In a study published in 2020, Obama nungara was recorded from Italy, Switzerland, and 72 of the 96 Departments of Metropolitan France. The species was especially abundant along the Atlantic coast, from the Spanish border to Brittany, and along the Mediterranean coast, from the Spanish border to the Italian border. More than half of the records were from an altitude below 50 m, and no record was from above 500 m; mountainous regions such as the Alps, Pyrenees and Massif Central were not invaded. However, in 2019, a specimen was found on São Miguel Island (Azores) at an altitude of 947 meters.

Local abundance in continental Europe was considered impressive, with hundreds of specimens found in a small garden. On the basis of a molecular analysis, the study also concluded that the population which has invaded several countries in Europe came from Argentina, not Brazil.

=== Obama nungara in other continents===
Obama nungara was recorded from the French island of La Réunion, off the African coast, in a paper published in 2022. The authors considered likely that the species was already present in La Réunion since 2020. This record was the first for the species in Africa.

== Diet ==
In southern Brazil, O. nungara (identified as O. marmorata) was reported to feed on the invasive land planarian Endeavouria septemlineata.

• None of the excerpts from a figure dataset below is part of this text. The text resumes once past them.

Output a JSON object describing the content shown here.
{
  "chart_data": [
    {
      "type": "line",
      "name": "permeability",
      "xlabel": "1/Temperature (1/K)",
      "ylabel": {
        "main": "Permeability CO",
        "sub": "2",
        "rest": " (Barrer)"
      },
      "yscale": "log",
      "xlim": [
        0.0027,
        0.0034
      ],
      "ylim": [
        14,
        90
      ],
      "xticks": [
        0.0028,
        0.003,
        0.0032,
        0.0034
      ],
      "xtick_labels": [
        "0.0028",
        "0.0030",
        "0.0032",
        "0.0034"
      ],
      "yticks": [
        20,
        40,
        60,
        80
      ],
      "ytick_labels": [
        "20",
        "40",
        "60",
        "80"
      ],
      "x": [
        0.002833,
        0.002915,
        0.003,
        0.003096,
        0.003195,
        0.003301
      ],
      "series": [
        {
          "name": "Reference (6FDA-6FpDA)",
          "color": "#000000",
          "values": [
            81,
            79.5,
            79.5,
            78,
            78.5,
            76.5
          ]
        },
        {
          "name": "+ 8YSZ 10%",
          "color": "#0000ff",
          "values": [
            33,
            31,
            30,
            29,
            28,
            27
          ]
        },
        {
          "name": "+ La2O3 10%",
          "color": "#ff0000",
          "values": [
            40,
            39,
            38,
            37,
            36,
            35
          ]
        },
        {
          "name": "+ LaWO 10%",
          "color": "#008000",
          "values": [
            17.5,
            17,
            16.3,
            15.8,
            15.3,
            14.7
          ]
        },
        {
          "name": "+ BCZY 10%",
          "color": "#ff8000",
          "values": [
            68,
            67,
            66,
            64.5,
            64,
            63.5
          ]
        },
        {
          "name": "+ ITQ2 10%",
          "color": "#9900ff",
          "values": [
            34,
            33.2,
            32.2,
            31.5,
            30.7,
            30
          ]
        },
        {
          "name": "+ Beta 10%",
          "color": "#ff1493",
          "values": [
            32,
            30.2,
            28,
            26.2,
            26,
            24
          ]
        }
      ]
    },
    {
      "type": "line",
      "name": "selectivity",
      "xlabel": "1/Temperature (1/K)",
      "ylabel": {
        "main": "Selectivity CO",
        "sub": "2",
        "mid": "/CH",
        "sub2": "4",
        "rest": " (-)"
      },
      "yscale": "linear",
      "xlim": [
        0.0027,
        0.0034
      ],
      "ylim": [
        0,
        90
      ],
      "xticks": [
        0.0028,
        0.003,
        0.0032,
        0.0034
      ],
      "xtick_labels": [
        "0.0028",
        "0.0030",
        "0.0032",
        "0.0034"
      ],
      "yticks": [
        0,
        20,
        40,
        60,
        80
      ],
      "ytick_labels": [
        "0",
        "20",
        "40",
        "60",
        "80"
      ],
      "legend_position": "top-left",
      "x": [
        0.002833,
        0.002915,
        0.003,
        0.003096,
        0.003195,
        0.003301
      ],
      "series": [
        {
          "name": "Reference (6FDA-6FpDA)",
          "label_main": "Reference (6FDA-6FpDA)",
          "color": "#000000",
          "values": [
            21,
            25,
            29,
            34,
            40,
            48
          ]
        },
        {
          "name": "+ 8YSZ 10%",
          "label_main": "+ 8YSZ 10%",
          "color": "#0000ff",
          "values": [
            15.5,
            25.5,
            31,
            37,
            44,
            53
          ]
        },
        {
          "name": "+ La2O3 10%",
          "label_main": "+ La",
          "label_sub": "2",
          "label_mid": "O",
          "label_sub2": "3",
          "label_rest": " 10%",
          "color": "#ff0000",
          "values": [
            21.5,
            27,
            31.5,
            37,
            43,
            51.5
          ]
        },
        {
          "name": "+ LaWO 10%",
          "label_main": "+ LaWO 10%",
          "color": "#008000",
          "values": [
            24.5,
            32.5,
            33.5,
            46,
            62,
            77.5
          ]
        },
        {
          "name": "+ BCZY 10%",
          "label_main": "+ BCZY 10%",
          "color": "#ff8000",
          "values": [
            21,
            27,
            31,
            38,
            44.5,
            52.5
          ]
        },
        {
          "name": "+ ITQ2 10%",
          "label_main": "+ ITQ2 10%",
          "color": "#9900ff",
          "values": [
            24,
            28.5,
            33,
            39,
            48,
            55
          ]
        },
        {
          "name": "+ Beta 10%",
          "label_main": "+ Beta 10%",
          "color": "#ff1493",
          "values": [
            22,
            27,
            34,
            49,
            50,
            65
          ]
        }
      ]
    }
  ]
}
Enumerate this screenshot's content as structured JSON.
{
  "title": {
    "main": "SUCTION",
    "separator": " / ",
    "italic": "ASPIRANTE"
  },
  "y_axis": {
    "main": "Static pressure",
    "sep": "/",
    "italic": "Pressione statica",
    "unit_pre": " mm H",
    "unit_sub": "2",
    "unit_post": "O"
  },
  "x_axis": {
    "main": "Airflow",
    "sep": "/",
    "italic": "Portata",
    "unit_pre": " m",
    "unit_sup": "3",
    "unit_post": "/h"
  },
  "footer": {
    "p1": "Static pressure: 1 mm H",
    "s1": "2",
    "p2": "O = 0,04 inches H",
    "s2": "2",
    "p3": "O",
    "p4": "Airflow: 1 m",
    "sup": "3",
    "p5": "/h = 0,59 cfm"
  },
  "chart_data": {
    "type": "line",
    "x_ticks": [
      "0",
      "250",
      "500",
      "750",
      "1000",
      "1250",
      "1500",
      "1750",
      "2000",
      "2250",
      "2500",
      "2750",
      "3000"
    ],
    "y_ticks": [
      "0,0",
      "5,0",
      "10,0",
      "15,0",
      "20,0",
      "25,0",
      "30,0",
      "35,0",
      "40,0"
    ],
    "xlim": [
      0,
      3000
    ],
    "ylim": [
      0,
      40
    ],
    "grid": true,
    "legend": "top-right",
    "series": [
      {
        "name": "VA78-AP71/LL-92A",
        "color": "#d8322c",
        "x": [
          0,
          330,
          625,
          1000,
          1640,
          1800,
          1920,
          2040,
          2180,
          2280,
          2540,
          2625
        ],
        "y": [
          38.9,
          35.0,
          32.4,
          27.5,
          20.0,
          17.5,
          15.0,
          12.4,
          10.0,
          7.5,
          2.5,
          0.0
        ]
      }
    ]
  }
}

Obama has been reported to feed on earthworms and land snails. As a result, it may pose a threat to native populations of these groups in Europe.
More precisely, a 2022 study based on metabarcoding of the gut contents of specimens of O. nungara collected in France showed that the flatworm consumes a variety of earthworm species. Although O. nungara is known to live above ground, the earthworms were as well species from the surface and, unexpectedly, species living within the soil.